Are you seeing supply-chain issues leading to an increased cost of goods sold, which will then require increased prices on shelves for consumers? 

Inflationary pressure has emerged in some specific areas of our business, and have been amplified by the COVID-related disruptions of global supply chains. Examples include international container shipping, structural timber, cotton, and some job families such as construction, engineering and technology. More recently, the supply chain challenges have become more localised, driven by various industrial actions and COVID-related restrictions that impact availability of workers in supply chain.

Given the amount of global monetary and fiscal stimulus, and supply side constraints, there is always a risk that inflation may be higher than expected. We are committed to keeping our prices as low as possible in our retail businesses because our customers depend on us for the lowest prices.

Given what you covered around ethical and sustainable suppliers, how do you offer such low prices? 

Wesfarmers has a strong ethical sourcing program that seeks to ensure human rights are understood and respected across our supply chain. In FY21, our ethical-sourcing audit programs covered 2,066 suppliers across our business, and our ~ 800-team members located in key sourcing countries allowed us to continue to conduct supplier visits and audits during COVID. 
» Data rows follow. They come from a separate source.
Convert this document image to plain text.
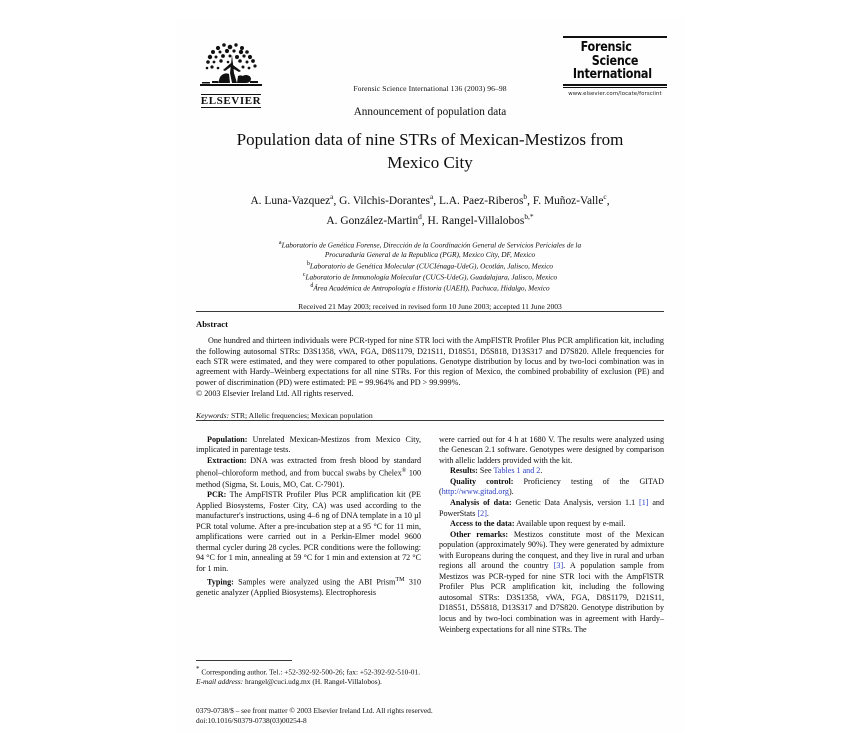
ELSEVIER
Forensic Science International 136 (2003) 96–98
Forensic
Science
International
www.elsevier.com/locate/forsciint
Announcement of population data
Population data of nine STRs of Mexican-Mestizos from Mexico City
A. Luna-Vazquez$^a$, G. Vilchis-Dorantes$^a$, L.A. Paez-Riberos$^b$, F. Muñoz-Valle$^c$,
A. González-Martin$^d$, H. Rangel-Villalobos$^{b,*}$
$^a$Laboratorio de Genética Forense, Dirección de la Coordinación General de Servicios Periciales de la
Procuraduría General de la Republica (PGR), Mexico City, DF, Mexico
$^b$Laboratorio de Genética Molecular (CUCIénaga-UdeG), Ocotlán, Jalisco, Mexico
$^c$Laboratorio de Inmunología Molecular (CUCS-UdeG), Guadalajara, Jalisco, Mexico
$^d$Área Académica de Antropología e Historia (UAEH), Pachuca, Hidalgo, Mexico
Received 21 May 2003; received in revised form 10 June 2003; accepted 11 June 2003
Abstract
One hundred and thirteen individuals were PCR-typed for nine STR loci with the AmpFlSTR Profiler Plus PCR amplification kit, including the following autosomal STRs: D3S1358, vWA, FGA, D8S1179, D21S11, D18S51, D5S818, D13S317 and D7S820. Allele frequencies for each STR were estimated, and they were compared to other populations. Genotype distribution by locus and by two-loci combination was in agreement with Hardy–Weinberg expectations for all nine STRs. For this region of Mexico, the combined probability of exclusion (PE) and power of discrimination (PD) were estimated: PE = 99.964% and PD > 99.999%.
© 2003 Elsevier Ireland Ltd. All rights reserved.
Keywords: STR; Allelic frequencies; Mexican population

Population: Unrelated Mexican-Mestizos from Mexico City, implicated in parentage tests.

Extraction: DNA was extracted from fresh blood by standard phenol–chloroform method, and from buccal swabs by Chelex® 100 method (Sigma, St. Louis, MO, Cat. C-7901).

PCR: The AmpFlSTR Profiler Plus PCR amplification kit (PE Applied Biosystems, Foster City, CA) was used according to the manufacturer's instructions, using 4–6 ng of DNA template in a 10 µl PCR total volume. After a pre-incubation step at a 95 °C for 11 min, amplifications were carried out in a Perkin-Elmer model 9600 thermal cycler during 28 cycles. PCR conditions were the following: 94 °C for 1 min, annealing at 59 °C for 1 min and extension at 72 °C for 1 min.

Typing: Samples were analyzed using the ABI Prism™ 310 genetic analyzer (Applied Biosystems). Electrophoresis

were carried out for 4 h at 1680 V. The results were analyzed using the Genescan 2.1 software. Genotypes were designed by comparison with allelic ladders provided with the kit.

Results: See Tables 1 and 2.

Quality control: Proficiency testing of the GITAD (http://www.gitad.org).

Analysis of data: Genetic Data Analysis, version 1.1 [1] and PowerStats [2].

Access to the data: Available upon request by e-mail.

Other remarks: Mestizos constitute most of the Mexican population (approximately 90%). They were generated by admixture with Europeans during the conquest, and they live in rural and urban regions all around the country [3]. A population sample from Mestizos was PCR-typed for nine STR loci with the AmpFlSTR Profiler Plus PCR amplification kit, including the following autosomal STRs: D3S1358, vWA, FGA, D8S1179, D21S11, D18S51, D5S818, D13S317 and D7S820. Genotype distribution by locus and by two-loci combination was in agreement with Hardy–Weinberg expectations for all nine STRs. The

* Corresponding author. Tel.: +52-392-92-500-26; fax: +52-392-92-510-01.
E-mail address: hrangel@cuci.udg.mx (H. Rangel-Villalobos).
0379-0738/$ – see front matter © 2003 Elsevier Ireland Ltd. All rights reserved.
doi:10.1016/S0379-0738(03)00254-8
In our view, it is wrong to assume that a low-price product is not sustainable (and conversely that higher-priced items are more sustainable). This is demonstrated by our strong performance in the 2021 Fashion Transparency Index, a global ranking of 250 brands that takes into account human rights, environmental policies, and supply chain operations. Kmart and Target were the highest ranking brands in Australia and came in ahead of reputable (and expensive) global brands such as Patagonia.

Businesses such as Kmart can offer lower prices because they design and source their products directly in very large volumes and have end-to-end control of over 80 per cent of the products they sell. This helps us keep prices low and deliver more sustainable outcomes through the supply chain.

What change towards sustainability have you found most rewarding to work towards, for both you and your team?  

I am extremely proud of all the work we are doing across our divisions addressing multiple sustainability issues. Our work covers ethical sourcing and human rights, advancing reconciliation, circular economy strategies, reducing waste, packaging and plastic, and many other issues. We see operating sustainability as not only good for customers, suppliers, our team members, and the environment – it is also just good business.

I find that our scale gives us the ability to drive change at an industry level. I see this in our international sourcing processes within Kmart, our engagement with communities in Bunnings, and the leading role our chemicals business is playing in reducing emissions intensity in ammonia nitrate production.

If I was to pick one area, I am most proud of the fact we have created thousands of jobs for indigenous Australians and we now have employment parity for Aboriginal and Torres Strait Islanders across Wesfarmers, representing over three per cent of our Australian workforce.

Is being CEO fun? Can you switch off on the weekend? 

I find my job fun, most of the time! To operate at your best, you have to find time to switch off but as CEO, you can’t always control the time to do so. Generally, I feel I can find enough time to do things like exercise and spend time with my family, which is most important.

What advice would you give to young and aspiring retailers who have an idea and drive, but are not quite sure where to start? 

If you want to build a career in retail, there is no substitute for getting a job on the shop floor. This gives you the most important insight into the industry, with direct exposure to customers. Then I would encourage you to be eager to learn and focus on your own personal development. Work for a company that provides you with scope to develop and that you are proud to work for.